Cette nouvelle approche dans notre réflexion et nos comportements va devoir se retrouver en premier lieu dans nos décisions de consommateur citoyen, qui tournant le dos à toutes ces produits à bon marché nous arrivant de chaque coin de la planète, aura à privilégier des solutions surement plus onéreuses, mais respectant les normes et affichant un double niveau de sûreté et de naturel qui garantira collectivement notre l’essor de notre économie national et individuellement l’affermissement de notre santé.

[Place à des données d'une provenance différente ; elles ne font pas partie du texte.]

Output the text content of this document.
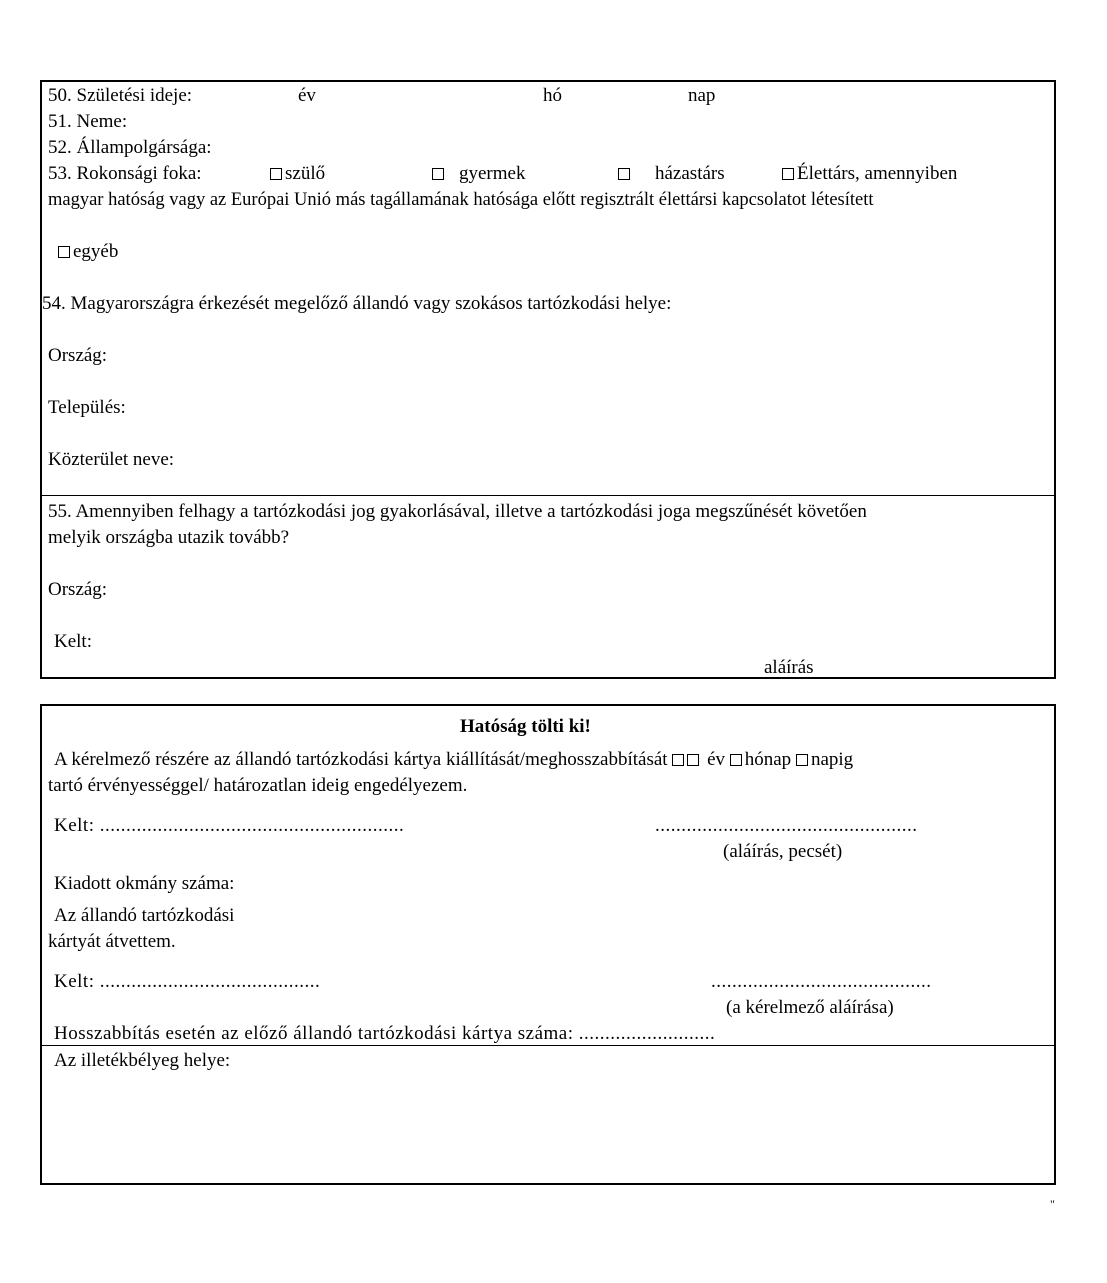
50. Születési ideje:	év	hó	nap
51. Neme:
52. Állampolgársága:
53. Rokonsági foka:	szülő	gyermek	házastárs	Élettárs, amennyiben
magyar hatóság vagy az Európai Unió más tagállamának hatósága előtt regisztrált élettársi kapcsolatot létesített
egyéb
54. Magyarországra érkezését megelőző állandó vagy szokásos tartózkodási helye:
Ország:
Település:
Közterület neve:
55. Amennyiben felhagy a tartózkodási jog gyakorlásával, illetve a tartózkodási joga megszűnését követően
melyik országba utazik tovább?
Ország:
Kelt:
aláírás
Hatóság tölti ki!
A kérelmező részére az állandó tartózkodási kártya kiállítását/meghosszabbítását év hónap napig
tartó érvényességgel/ határozatlan ideig engedélyezem.
Kelt: ..........................................................	..................................................
(aláírás, pecsét)
Kiadott okmány száma:
Az állandó tartózkodási
kártyát átvettem.
Kelt: ..........................................	..........................................
(a kérelmező aláírása)
Hosszabbítás esetén az előző állandó tartózkodási kártya száma: ..........................
Az illetékbélyeg helye:
"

Le mieux devra remplacer le moins.

En second lieu, l’implication lucide des travaillants devra permettre de réfuter toute notion de stabilité sur un long terme. On le sait bien aujourd’hui rien ne permet pas de s’assurer d’une situation et d’un emploi uniquement basé sur les acquis du passé. Cette situation les met en revanche dans un état permanent de dépassement et de remise en cause. En ce sens l’exigence du bien-être risque d’être supplantée par la crainte de ne plus être.

Dans l’entreprise il nous appartient de bien considérer l’apport des différentes politiques d’accompagnement et de valorisation du personnel, du déploiement de la qualité de vie collective, de l’intégration de l’exigence environnementale et ce, avec, en corollaire, une implication sans réserve des dirigeants dans leur volonté d’améliorer leur sens du management.

Dans cette continuité, il nous faudra aujourd’hui faire prévaloir les risques invisibles qui nous entourent et les intégrer en tant que nouvelle inconnue à l’équation qui nous est posée. La seule recherche du bien-être peut s’avérer insuffisante sur un long terme incertain, qui nous inonde aujourd’hui d’un virus générateur d’angoisse et d’interrogations et que nous aurons à combattre par la responsabilisation accrue et sans concession de tous les travaillants.

Il va nous falloir, en tant que dirigeant, repousser les recettes collectives euphoriques et rassurantes en transformant l’angoisse de l’incertitude collective en ferment de la responsabilisation et de l’engagement de chacun.